Has to be adrenaline, she thought as she and Jase raced up a grass and limestone hillside. That’s the only way she could keep up with him. Adrenaline and the knowledge that Grimm had pulled up behind the Mustang.
She heard a car door slam. And she kept running, kept her hand clasped in Baby Blue’s.
The sharp crack of a rifle shot ripped into the night. The limestone at their feet exploded. She gasped as shards of rock peppered her ankle. The pain was instant and biting and she almost went down.
Baby Blue kept running, pulling her along when she stumbled, zigzagging his way up the side of a hill that grew steeper and rockier.
Just when she thought she couldn’t go any farther, the limestone at shoulder level detonated.

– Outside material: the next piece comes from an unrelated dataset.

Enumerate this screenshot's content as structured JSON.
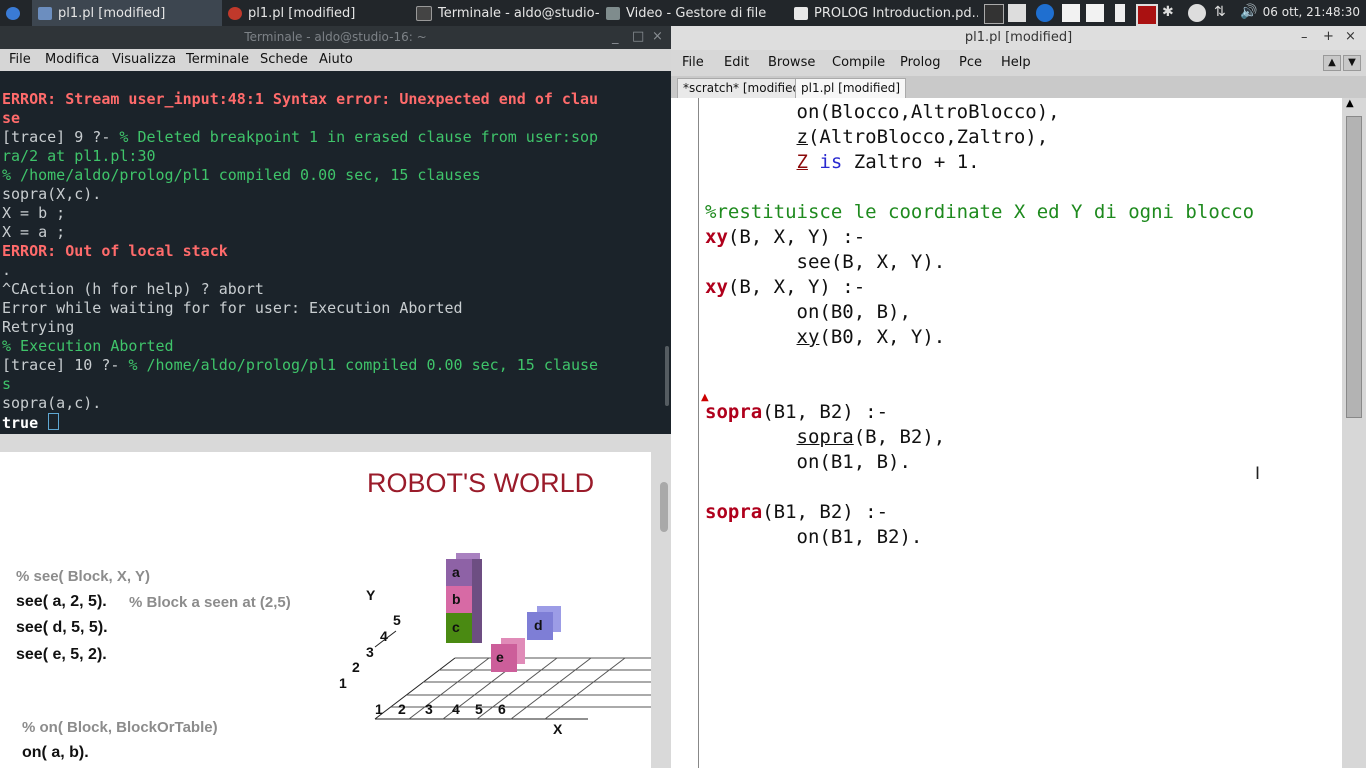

He jerked her up against him, made a shield of his body, and pressed her into the side of an outcropping of stone and tree roots.
She’d hardly drawn a breath when he was on the move again, scrambling higher, dragging her around a curve in the hillside—and into the deepest, most absolute dark she’d ever known.
“How do you do with dark?” Baby Blue whispered beside her.
“Love it. Can’t get enough of it,” she lied, and tried to keep her teeth from chattering.
“That scared, huh?”
“Oh yeah.”
“You just hang on to me.”
Like epoxy.
She could see exactly nothing. Nothing as he took her hands, maneuvered her behind him, then wrapped her arms around his waist. “I know these caves, Janey. That’s all you need to think about. Just trust me. When I take a step, you take a step. Just like dancing, okay?”